Después de la compilación, podemos importar y probar inmediatamente la clasificación:



from cppsort import cppsort
import numpy as np

x = np.array([4, 3, 2, 1], dtype="int32")
print(x)
cppsort(x)
print(x)

      
      





La matriz [4, 3, 2, 1] se clasifica correctamente en [1, 2, 3, 4] utilizando C ++ std :: sort.



¿Vamos a la GPU?



Los algoritmos de biblioteca estándar de C ++ se pueden llamar con el argumento de política de ejecución paralela . Este argumento le dice al compilador que desea dividir el algoritmo en procesos paralelos.

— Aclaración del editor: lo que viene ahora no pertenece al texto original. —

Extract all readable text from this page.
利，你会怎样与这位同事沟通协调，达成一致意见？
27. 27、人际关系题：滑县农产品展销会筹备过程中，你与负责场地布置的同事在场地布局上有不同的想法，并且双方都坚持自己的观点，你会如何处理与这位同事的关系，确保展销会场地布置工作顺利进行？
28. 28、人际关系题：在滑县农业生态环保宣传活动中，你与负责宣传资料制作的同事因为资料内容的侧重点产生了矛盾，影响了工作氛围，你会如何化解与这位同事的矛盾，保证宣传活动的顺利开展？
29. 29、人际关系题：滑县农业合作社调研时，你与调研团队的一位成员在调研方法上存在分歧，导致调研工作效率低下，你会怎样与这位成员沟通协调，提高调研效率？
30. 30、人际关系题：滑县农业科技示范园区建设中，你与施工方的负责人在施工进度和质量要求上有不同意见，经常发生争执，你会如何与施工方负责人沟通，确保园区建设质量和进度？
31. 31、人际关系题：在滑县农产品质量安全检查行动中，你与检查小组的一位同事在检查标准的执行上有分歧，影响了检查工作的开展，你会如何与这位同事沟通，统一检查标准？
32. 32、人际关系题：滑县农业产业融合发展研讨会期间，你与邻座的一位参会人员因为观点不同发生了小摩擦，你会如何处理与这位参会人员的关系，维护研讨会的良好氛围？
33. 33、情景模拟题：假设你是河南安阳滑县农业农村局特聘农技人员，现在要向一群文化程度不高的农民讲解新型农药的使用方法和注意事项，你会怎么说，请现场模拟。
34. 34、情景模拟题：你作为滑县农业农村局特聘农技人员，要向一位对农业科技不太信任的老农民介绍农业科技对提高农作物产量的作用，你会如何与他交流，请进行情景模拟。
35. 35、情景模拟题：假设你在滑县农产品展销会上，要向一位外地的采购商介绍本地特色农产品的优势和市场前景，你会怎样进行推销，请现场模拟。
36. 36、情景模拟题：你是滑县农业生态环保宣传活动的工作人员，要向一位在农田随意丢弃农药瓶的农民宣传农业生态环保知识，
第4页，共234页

Dicho esto, C ++ tiene varias opciones para esta política:



  1. std :: execution :: seq: ejecución secuencial. Se prohíbe el paralelismo.
  2. std :: execution :: unseq: Ejecución vectorizada dentro del hilo de llamada.
  3. std :: execution :: par: ejecución en paralelo en uno o más hilos.
  4. std :: execution :: par_unseq: ejecución en paralelo en uno o más hilos. Cada flujo se vectorizará siempre que sea posible.

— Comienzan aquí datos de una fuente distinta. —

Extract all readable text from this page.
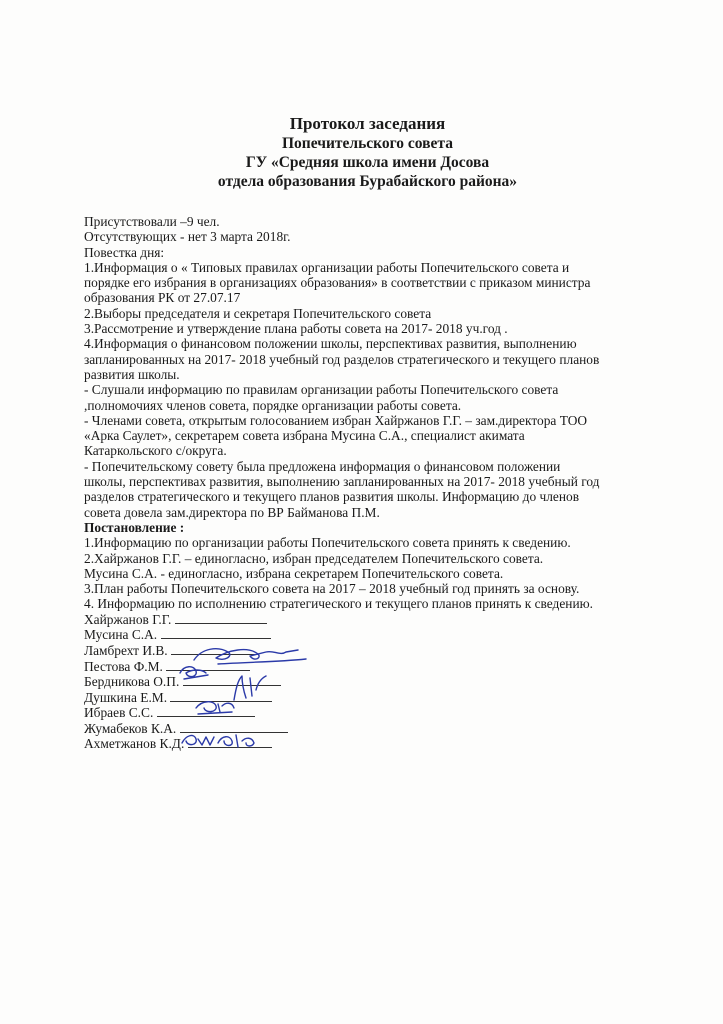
Протокол заседания
Попечительского совета
ГУ «Средняя школа имени Досова
отдела образования Бурабайского района»
Присутствовали –9 чел.
Отсутствующих - нет 3 марта 2018г.
Повестка дня:
1.Информация о « Типовых правилах организации работы Попечительского совета и
порядке его избрания в организациях образования» в соответствии с приказом министра
образования РК от 27.07.17
2.Выборы председателя и секретаря Попечительского совета
3.Рассмотрение и утверждение плана работы совета на 2017- 2018 уч.год .
4.Информация о финансовом положении школы, перспективах развития, выполнению
запланированных на 2017- 2018 учебный год разделов стратегического и текущего планов
развития школы.
- Слушали информацию по правилам организации работы Попечительского совета
,полномочиях членов совета, порядке организации работы совета.
- Членами совета, открытым голосованием избран Хайржанов Г.Г. – зам.директора ТОО
«Арка Саулет», секретарем совета избрана Мусина С.А., специалист акимата
Катаркольского с/округа.
- Попечительскому совету была предложена информация о финансовом положении
школы, перспективах развития, выполнению запланированных на 2017- 2018 учебный год
разделов стратегического и текущего планов развития школы. Информацию до членов
совета довела зам.директора по ВР Байманова П.М.
Постановление :
1.Информацию по организации работы Попечительского совета принять к сведению.
2.Хайржанов Г.Г. – единогласно, избран председателем Попечительского совета.
Мусина С.А. - единогласно, избрана секретарем Попечительского совета.
3.План работы Попечительского совета на 2017 – 2018 учебный год принять за основу.
4. Информацию по исполнению стратегического и текущего планов принять к сведению.
Хайржанов Г.Г.
Мусина С.А.
Ламбрехт И.В.
Пестова Ф.М.
Бердникова О.П.
Душкина Е.М.
Ибраев С.С.
Жумабеков К.А.
Ахметжанов К.Д.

En este caso, usted mismo debe controlar la condición de carrera y el punto muerto. El compilador estándar de g ++ intentará distribuir el cálculo entre los núcleos de la CPU. Pero podemos tomar un compilador propietario de Nvidia - nvc ++ y alimentarlo con la opción "-stdpar". stdpar es el paralelismo estándar C ++ de Nvidia con ejecución de código paralelo en la GPU.

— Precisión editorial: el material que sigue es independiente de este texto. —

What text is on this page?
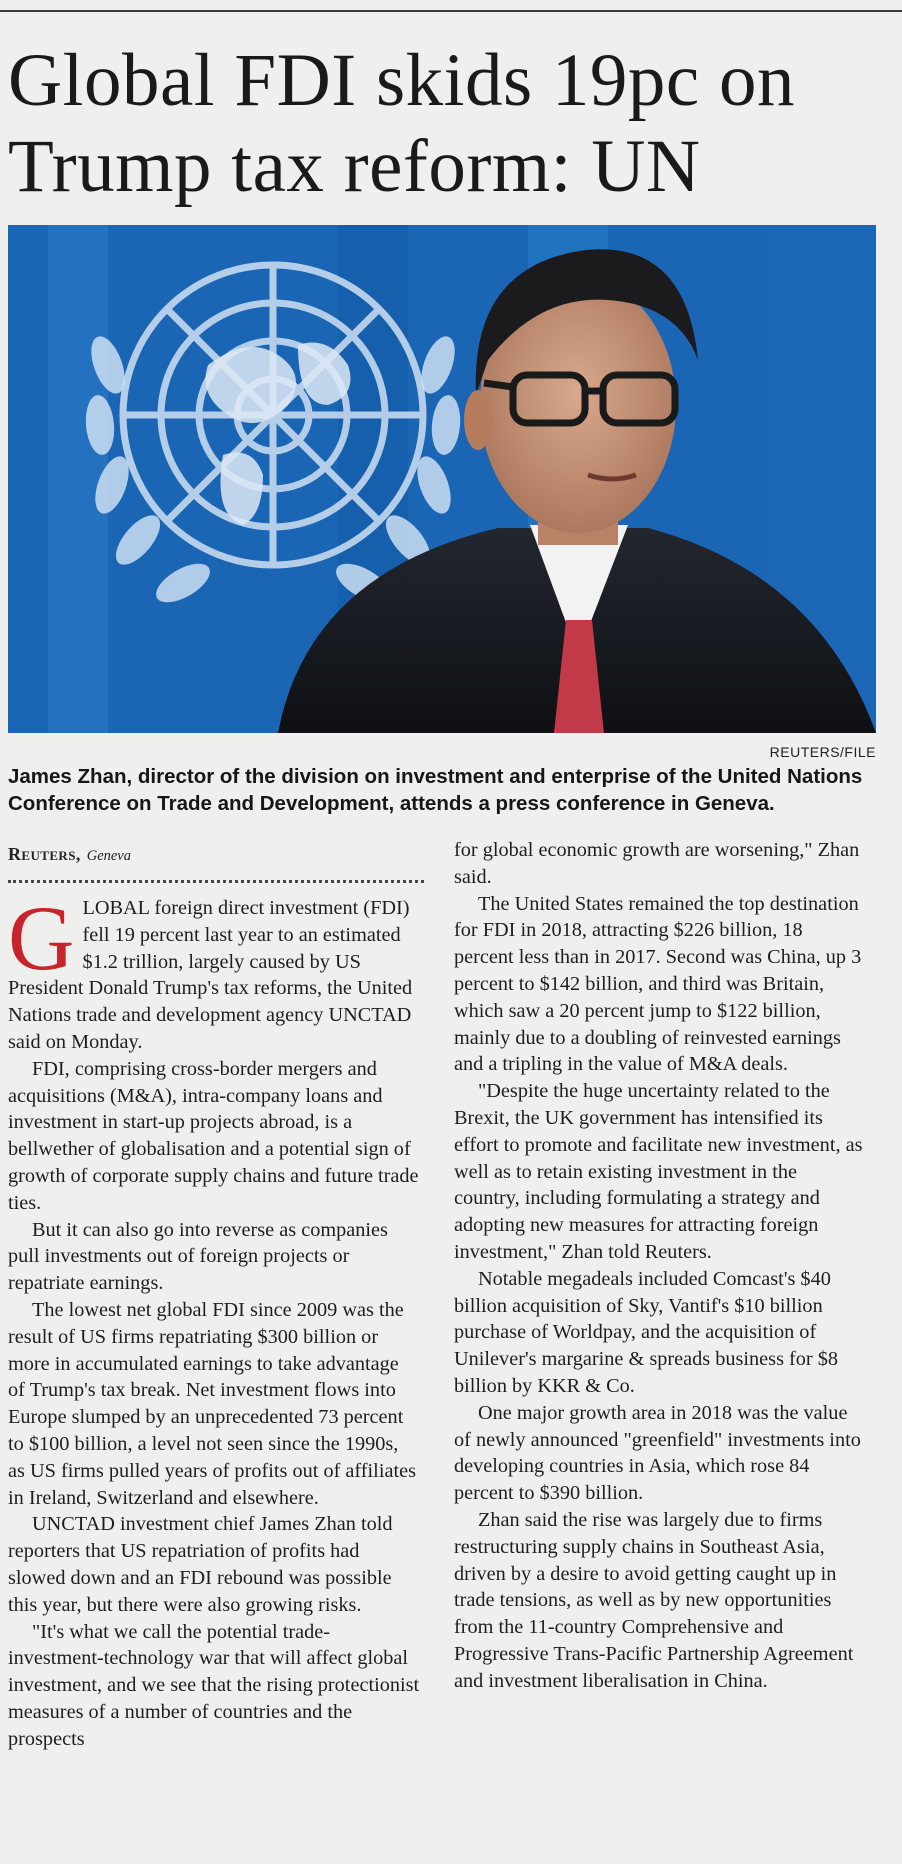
Global FDI skids 19pc on Trump tax reform: UN
REUTERS/FILE
James Zhan, director of the division on investment and enterprise of the United Nations Conference on Trade and Development, attends a press conference in Geneva.
Reuters, Geneva

GLOBAL foreign direct investment (FDI) fell 19 percent last year to an estimated $1.2 trillion, largely caused by US President Donald Trump's tax reforms, the United Nations trade and development agency UNCTAD said on Monday.

FDI, comprising cross-border mergers and acquisitions (M&A), intra-company loans and investment in start-up projects abroad, is a bellwether of globalisation and a potential sign of growth of corporate supply chains and future trade ties.

But it can also go into reverse as companies pull investments out of foreign projects or repatriate earnings.

The lowest net global FDI since 2009 was the result of US firms repatriating $300 billion or more in accumulated earnings to take advantage of Trump's tax break. Net investment flows into Europe slumped by an unprecedented 73 percent to $100 billion, a level not seen since the 1990s, as US firms pulled years of profits out of affiliates in Ireland, Switzerland and elsewhere.

UNCTAD investment chief James Zhan told reporters that US repatriation of profits had slowed down and an FDI rebound was possible this year, but there were also growing risks.

"It's what we call the potential trade-investment-technology war that will affect global investment, and we see that the rising protectionist measures of a number of countries and the prospects

for global economic growth are worsening," Zhan said.

The United States remained the top destination for FDI in 2018, attracting $226 billion, 18 percent less than in 2017. Second was China, up 3 percent to $142 billion, and third was Britain, which saw a 20 percent jump to $122 billion, mainly due to a doubling of reinvested earnings and a tripling in the value of M&A deals.

"Despite the huge uncertainty related to the Brexit, the UK government has intensified its effort to promote and facilitate new investment, as well as to retain existing investment in the country, including formulating a strategy and adopting new measures for attracting foreign investment," Zhan told Reuters.

Notable megadeals included Comcast's $40 billion acquisition of Sky, Vantif's $10 billion purchase of Worldpay, and the acquisition of Unilever's margarine & spreads business for $8 billion by KKR & Co.

One major growth area in 2018 was the value of newly announced "greenfield" investments into developing countries in Asia, which rose 84 percent to $390 billion.

Zhan said the rise was largely due to firms restructuring supply chains in Southeast Asia, driven by a desire to avoid getting caught up in trade tensions, as well as by new opportunities from the 11-country Comprehensive and Progressive Trans-Pacific Partnership Agreement and investment liberalisation in China.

Reescribamos el código, teniendo en cuenta la necesidad de crear una copia local de la matriz, ya que la GPU no podrá acceder a la matriz ubicada dentro de NumPy.



from libcpp.algorithm cimport sort, copy_n
from libcpp.vector cimport vector
from libcpp.execution cimport par

def cppsort(int[:] x):
    cdef vector[int] temp
    temp.resize(len(x))
    copy_n(&x[0], len(x), temp.begin())
    sort(par, temp.begin(), temp.end())
    copy_n(temp.begin(), len(x), &x[0])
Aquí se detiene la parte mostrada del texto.